É mais um caso da higienização sonora e seus fetiches por um som supostamente perfeito. Uma mentalidade perfeccionista de produtores e engenheiros de som dispostos a remover qualquer detalhe mínimo feito pela mão humana. Mesmo cantores de alta performance vão apresentar as chamadas “microafinações”, que são pequenas variações de altura (pitch) na voz cantada, algo que é natural e é parte fisiológica da performance vocal humana. Diferente de instrumentos eletrônicos que produzem notas com afinação fixa, a voz humana é um sistema orgânico, sujeito a variações sutis que ocorrem por diversos fatores: respiração, tensão muscular, emoção, acústica do ambiente e até a forma como o cantor articula uma vogal.
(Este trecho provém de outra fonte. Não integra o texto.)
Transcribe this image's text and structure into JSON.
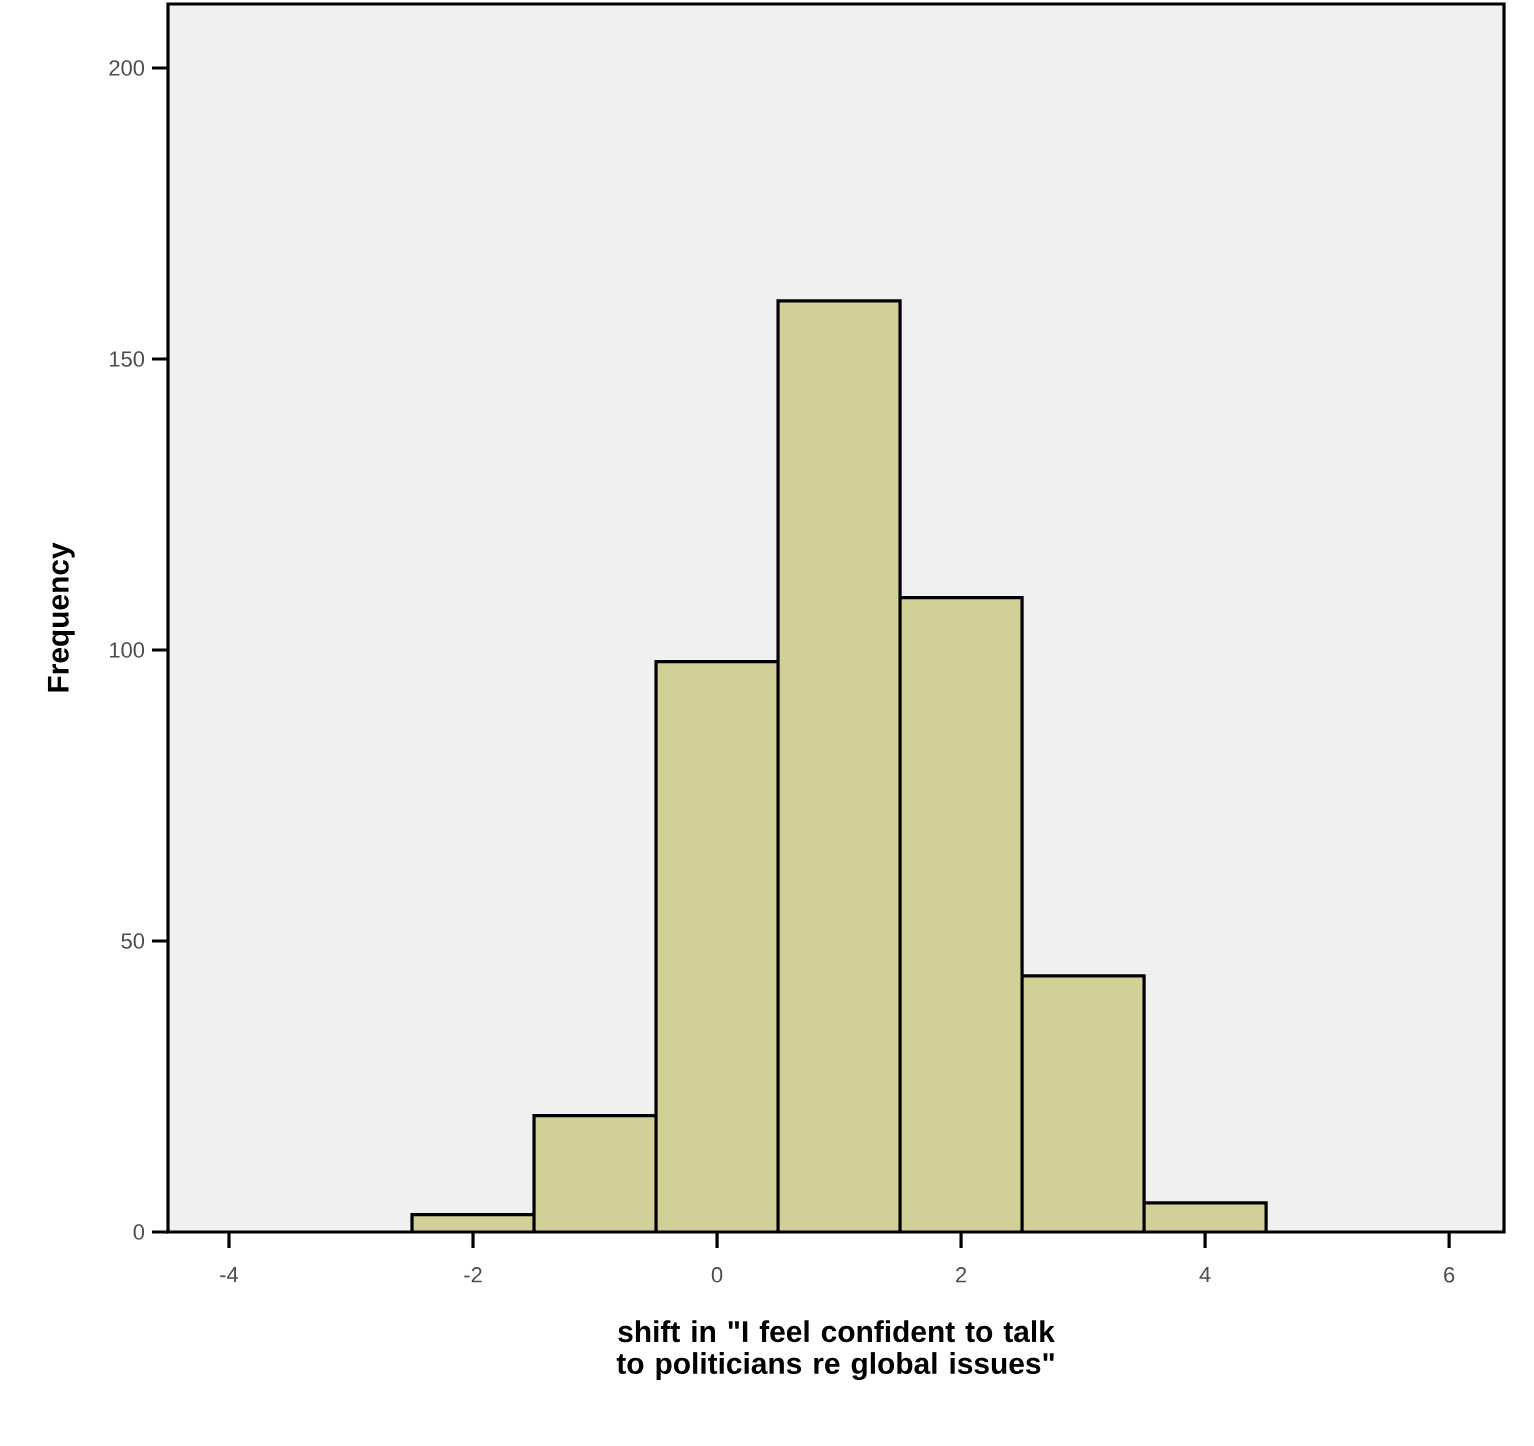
{
  "chart_data": {
    "type": "histogram",
    "xlabel": "shift in \"I feel confident to talk to politicians re global issues\"",
    "ylabel": "Frequency",
    "bins": [
      -2.5,
      -1.5,
      -0.5,
      0.5,
      1.5,
      2.5,
      3.5,
      4.5
    ],
    "values": [
      3,
      20,
      98,
      160,
      109,
      44,
      5
    ],
    "color": "#d3cf98",
    "xlim": [
      -4.5,
      6.45
    ],
    "ylim": [
      0,
      211
    ],
    "xticks": [
      -4,
      -2,
      0,
      2,
      4,
      6
    ],
    "yticks": [
      0,
      50,
      100,
      150,
      200
    ],
    "grid": false
  }
}
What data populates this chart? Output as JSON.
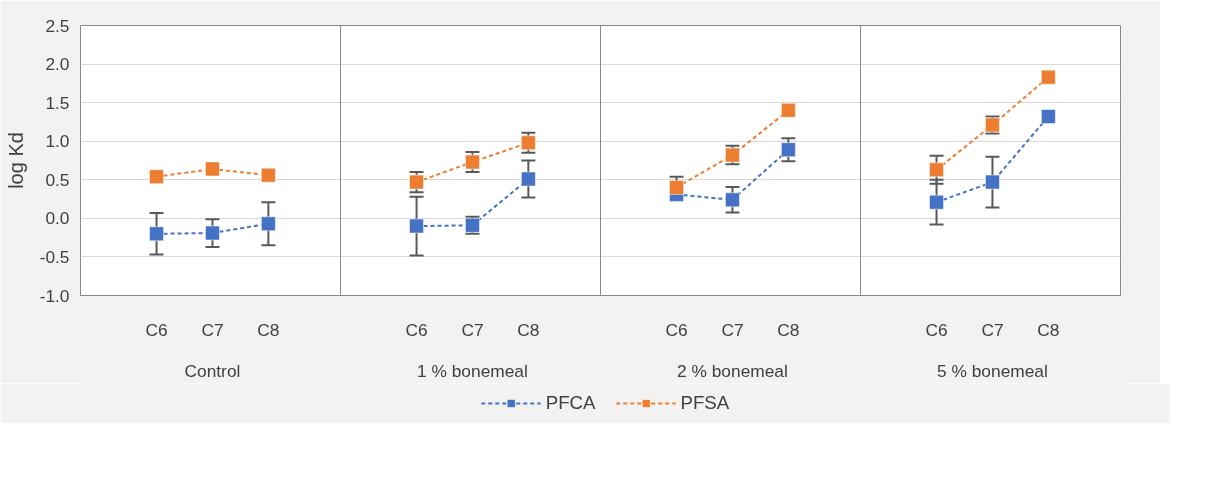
{
  "chart_data": {
    "type": "line",
    "ylabel": "log Kd",
    "categories": [
      "C6",
      "C7",
      "C8",
      "C6",
      "C7",
      "C8",
      "C6",
      "C7",
      "C8",
      "C6",
      "C7",
      "C8"
    ],
    "annotations": [
      "Control",
      "1 % bonemeal",
      "2 % bonemeal",
      "5 % bonemeal"
    ],
    "series": [
      {
        "name": "PFCA",
        "color": "#4472c4",
        "values": [
          -0.2,
          -0.19,
          -0.07,
          -0.1,
          -0.09,
          0.51,
          0.31,
          0.24,
          0.89,
          0.21,
          0.47,
          1.32
        ],
        "errors": [
          0.27,
          0.18,
          0.28,
          0.38,
          0.11,
          0.24,
          null,
          0.165,
          0.15,
          0.29,
          0.33,
          null
        ]
      },
      {
        "name": "PFSA",
        "color": "#ed7d31",
        "values": [
          0.54,
          0.64,
          0.56,
          0.47,
          0.73,
          0.98,
          0.4,
          0.82,
          1.4,
          0.63,
          1.21,
          1.83
        ],
        "errors": [
          null,
          null,
          null,
          0.13,
          0.13,
          0.13,
          0.14,
          0.12,
          null,
          0.18,
          0.11,
          null
        ]
      }
    ],
    "ylim": [
      -1.0,
      2.5
    ],
    "yticks": [
      {
        "value": -1.0,
        "label": "-1.0"
      },
      {
        "value": -0.5,
        "label": "-0.5"
      },
      {
        "value": 0,
        "label": "0.0"
      },
      {
        "value": 0.5,
        "label": "0.5"
      },
      {
        "value": 1.0,
        "label": "1.0"
      },
      {
        "value": 1.5,
        "label": "1.5"
      },
      {
        "value": 2.0,
        "label": "2.0"
      },
      {
        "value": 2.5,
        "label": "2.5"
      }
    ],
    "grid": "y",
    "legend": "bottom",
    "marker": "square",
    "line_style": "dashed"
  }
}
Essas flutuações não são erros, mas parte do que dá vida, expressividade e autenticidade a uma performance. Um cantor pode, por exemplo, intencionalmente deslizar entre notas (glissando), iniciar uma nota levemente abaixo ou acima e “cair” nela como um gesto estilístico, ou ainda fazer vibratos naturais, que são variações regulares e controladas de afinação. Tudo isso compõe o que chamamos de assinatura vocal. E é isso que os produtores contemporâneos “sem noção” querem higienizar.
A versão original de Everybody Wants to Rule the World apresenta a voz de Smith com todas as suas características expressivas intactas: pequenas oscilações de afinação, respiração orgânica, e um vibrato humano e sutil. Corrigir isso artificialmente é como alisar a pincelada de um quadro impressionista: pode torná-lo mais "limpo", mas tira justamente o que o torna humano e tocante.
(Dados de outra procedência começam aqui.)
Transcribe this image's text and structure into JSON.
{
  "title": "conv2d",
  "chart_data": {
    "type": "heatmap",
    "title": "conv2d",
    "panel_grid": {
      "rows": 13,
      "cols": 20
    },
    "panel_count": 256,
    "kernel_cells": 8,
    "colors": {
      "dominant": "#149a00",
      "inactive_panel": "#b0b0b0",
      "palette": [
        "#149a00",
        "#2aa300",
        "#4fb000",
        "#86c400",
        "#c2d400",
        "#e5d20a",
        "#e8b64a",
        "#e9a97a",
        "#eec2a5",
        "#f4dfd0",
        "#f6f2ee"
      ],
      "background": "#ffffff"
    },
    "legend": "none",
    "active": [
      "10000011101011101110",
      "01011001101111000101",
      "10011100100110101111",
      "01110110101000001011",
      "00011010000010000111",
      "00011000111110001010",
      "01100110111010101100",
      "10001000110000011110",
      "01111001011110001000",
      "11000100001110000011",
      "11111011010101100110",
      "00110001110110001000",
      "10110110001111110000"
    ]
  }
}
O ouvido humano, por natureza, reconhece e acolhe pequenas imperfeições como parte da expressão emocional e artística. Quando eliminamos isso com correções eletrônicas excessivas, perdemos parte da alma da performance. No caso da música dos Beatles, Now and Then, a expressividade de John Lennon não foi afetada pelo método de preservação, mas no caso da remasterização de Queen I ou da música dos Tears for Fears, talvez não tenham sido as melhores decisões.
No fim das contas, as IAs ou outras tecnologias oferecem recursos incríveis, mas o tiro pode sair pela culatra se a ferramenta for má-administrada. Afinal, nessa relação “homem-máquina”, a contribuição que nós humanos podemos oferecer envolve principalmente aquilo que chamamos de “bom senso”.